The submissions are currently on the Electoral Commission of Queensland (ECQ) website. While some of the messages are a forthright statement of a yes or no position, many others are heartfelt and sincere love letters to our diverse and beautiful region.


Of the remaining 69 submissions, only 16 favoured the change to Moreton Bay City, with 53 stating a desire to remain as Moreton Bay Region. In percentage terms, that is 24% for a change and 76% against it.


When Moreton Bay Regional Council voted in July 2022 to pursue the controversial name change, Councillors Brooke Savage, Tony Latter, and Darren Grimwade voted against the proposal.


Since then, Mayor Peter Flannery has been a vocal proponent for the change of status and has received tepid support from Deputy Premier and Local Government Minister Steven Miles, who said he thinks the proposal has merit.


The Mayor said that Moreton Bay is the third largest local government area in Australia, and by definition, "we are already a city because our population is already bigger than Canberra, but we are missing out on funding because politicians have mistaken our region for being a regional centre."


The proposed name change has provoked many comments on the region's community-based social media groups. Most people engaging on social media have wanted to leave Moreton Bay as a region. Many commented on the large size and wide diversity of the region, which comprises around 75% rural landscape and several small towns.

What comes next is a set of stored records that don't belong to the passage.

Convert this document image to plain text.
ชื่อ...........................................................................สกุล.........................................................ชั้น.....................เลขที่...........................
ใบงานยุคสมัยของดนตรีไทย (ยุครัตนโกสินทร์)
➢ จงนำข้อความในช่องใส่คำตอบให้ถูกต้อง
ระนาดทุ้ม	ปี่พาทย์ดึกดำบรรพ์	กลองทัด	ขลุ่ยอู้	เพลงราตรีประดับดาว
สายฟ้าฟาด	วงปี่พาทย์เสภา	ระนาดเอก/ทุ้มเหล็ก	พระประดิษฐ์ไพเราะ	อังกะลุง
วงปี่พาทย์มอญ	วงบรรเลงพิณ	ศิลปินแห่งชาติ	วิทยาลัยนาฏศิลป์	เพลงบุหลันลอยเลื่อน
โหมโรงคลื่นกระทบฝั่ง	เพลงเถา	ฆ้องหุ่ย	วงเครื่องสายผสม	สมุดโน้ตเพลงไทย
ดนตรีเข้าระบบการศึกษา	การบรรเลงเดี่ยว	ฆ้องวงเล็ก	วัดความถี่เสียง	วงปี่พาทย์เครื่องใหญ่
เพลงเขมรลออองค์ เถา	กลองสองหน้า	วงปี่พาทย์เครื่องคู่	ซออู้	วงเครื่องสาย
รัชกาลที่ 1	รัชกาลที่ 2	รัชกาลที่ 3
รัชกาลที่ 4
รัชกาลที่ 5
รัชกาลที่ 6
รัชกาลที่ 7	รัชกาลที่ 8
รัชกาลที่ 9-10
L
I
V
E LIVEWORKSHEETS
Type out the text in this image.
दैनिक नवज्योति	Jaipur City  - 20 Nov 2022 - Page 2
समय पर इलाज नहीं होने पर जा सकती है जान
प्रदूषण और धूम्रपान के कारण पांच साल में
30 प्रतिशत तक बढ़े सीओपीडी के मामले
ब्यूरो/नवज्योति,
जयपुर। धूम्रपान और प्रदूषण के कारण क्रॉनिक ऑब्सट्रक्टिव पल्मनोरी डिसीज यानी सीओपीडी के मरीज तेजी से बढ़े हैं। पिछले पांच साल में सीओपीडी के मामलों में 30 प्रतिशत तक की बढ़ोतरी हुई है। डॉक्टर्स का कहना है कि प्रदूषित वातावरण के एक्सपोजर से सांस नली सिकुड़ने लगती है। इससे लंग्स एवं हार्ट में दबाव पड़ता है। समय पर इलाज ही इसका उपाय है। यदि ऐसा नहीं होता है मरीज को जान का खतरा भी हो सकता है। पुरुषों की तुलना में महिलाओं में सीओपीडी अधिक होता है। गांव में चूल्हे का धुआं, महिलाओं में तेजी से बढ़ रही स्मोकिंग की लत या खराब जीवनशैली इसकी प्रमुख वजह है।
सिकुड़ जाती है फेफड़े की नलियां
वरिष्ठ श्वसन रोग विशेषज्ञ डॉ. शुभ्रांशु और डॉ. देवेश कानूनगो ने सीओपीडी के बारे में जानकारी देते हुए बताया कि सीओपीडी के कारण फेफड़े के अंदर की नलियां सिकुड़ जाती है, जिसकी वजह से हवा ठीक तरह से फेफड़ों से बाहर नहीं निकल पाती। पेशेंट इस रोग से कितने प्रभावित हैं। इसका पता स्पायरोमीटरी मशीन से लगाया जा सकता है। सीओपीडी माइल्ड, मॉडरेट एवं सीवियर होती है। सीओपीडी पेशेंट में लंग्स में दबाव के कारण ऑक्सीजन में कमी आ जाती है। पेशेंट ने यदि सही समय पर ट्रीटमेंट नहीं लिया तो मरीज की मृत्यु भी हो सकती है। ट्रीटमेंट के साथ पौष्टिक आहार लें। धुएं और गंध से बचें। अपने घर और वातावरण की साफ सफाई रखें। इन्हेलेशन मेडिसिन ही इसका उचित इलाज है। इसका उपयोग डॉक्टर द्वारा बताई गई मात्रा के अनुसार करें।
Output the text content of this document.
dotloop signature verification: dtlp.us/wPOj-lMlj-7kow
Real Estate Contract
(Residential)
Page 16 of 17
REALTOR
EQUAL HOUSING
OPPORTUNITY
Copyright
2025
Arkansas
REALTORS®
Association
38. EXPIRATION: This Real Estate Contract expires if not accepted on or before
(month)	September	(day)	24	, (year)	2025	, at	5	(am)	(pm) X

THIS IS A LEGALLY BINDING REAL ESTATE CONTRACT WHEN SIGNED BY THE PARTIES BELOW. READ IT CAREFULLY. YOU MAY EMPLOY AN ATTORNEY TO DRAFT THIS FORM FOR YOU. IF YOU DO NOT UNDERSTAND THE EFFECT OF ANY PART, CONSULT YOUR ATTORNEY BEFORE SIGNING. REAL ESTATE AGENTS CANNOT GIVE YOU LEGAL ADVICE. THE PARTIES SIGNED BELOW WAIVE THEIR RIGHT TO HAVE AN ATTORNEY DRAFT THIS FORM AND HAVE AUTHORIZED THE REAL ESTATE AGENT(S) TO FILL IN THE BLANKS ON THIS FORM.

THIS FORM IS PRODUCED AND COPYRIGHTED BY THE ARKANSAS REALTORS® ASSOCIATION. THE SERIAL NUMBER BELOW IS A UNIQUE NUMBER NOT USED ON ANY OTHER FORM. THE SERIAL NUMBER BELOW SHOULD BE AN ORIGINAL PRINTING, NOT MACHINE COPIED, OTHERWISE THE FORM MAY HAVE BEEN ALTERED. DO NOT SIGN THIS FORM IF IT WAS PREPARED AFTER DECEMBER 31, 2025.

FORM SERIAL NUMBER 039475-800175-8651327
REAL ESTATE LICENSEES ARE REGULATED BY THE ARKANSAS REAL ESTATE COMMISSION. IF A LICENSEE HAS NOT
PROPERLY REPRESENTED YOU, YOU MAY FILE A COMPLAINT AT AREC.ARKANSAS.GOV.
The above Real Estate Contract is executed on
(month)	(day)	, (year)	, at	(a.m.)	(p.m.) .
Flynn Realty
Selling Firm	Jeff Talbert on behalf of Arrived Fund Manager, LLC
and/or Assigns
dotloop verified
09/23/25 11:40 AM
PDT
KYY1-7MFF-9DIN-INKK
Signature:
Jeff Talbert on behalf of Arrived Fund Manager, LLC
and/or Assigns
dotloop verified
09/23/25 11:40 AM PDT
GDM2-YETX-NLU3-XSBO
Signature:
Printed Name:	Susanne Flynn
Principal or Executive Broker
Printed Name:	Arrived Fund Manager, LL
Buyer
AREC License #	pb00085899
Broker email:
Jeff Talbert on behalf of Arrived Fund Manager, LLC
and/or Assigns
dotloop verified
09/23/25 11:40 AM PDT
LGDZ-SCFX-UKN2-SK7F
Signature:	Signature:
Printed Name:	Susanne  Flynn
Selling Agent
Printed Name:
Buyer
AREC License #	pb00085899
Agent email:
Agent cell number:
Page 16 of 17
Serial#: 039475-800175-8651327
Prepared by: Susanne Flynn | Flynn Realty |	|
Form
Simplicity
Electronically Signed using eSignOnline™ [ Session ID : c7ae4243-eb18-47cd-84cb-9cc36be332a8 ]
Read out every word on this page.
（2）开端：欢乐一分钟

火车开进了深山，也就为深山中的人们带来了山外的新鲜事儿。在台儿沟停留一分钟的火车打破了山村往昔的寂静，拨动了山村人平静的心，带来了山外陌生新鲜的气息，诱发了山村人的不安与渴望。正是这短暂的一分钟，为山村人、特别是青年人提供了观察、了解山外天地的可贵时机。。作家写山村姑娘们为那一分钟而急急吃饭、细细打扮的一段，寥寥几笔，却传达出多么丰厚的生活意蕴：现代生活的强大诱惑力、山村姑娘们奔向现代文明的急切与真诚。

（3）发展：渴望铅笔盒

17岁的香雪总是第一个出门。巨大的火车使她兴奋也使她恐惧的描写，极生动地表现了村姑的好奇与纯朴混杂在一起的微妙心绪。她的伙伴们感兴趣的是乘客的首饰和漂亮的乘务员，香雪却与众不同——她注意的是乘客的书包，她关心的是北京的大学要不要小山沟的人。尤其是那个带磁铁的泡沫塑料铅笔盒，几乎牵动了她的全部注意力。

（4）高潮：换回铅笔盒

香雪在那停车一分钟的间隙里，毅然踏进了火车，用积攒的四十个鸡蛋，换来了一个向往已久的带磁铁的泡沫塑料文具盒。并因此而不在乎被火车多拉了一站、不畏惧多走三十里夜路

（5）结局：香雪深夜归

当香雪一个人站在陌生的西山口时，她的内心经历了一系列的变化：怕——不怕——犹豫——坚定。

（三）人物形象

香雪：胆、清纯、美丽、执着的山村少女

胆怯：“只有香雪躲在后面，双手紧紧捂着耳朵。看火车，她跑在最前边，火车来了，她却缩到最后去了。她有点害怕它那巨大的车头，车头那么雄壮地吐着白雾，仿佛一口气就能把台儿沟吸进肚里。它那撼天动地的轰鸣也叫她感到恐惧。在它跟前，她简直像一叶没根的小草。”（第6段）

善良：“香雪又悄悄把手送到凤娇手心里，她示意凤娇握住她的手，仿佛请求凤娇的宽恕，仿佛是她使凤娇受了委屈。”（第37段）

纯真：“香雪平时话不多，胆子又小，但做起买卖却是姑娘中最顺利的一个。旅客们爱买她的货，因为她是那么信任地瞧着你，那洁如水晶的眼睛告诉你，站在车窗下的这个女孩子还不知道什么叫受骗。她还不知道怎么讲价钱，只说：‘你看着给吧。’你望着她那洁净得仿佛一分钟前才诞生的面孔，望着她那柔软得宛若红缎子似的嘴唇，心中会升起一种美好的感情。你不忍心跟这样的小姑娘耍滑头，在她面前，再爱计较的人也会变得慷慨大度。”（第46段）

Public submissions to the Change Commission can be viewed online. Visit www.ecq.qld.gov.au and type Moreton Bay Regional Council written submissions into the search box.


The Local Government Change Commission is the independent body responsible for assessing proposed changes to Queensland Councils. All proposals are first referred to the ECQ by the Minister for Local Government.


The Electoral Commissioner Pat Vidgen said that the public consultation process is only one element to be considered by the commission. "The decision should be handed down by April," Mr Vidgen said.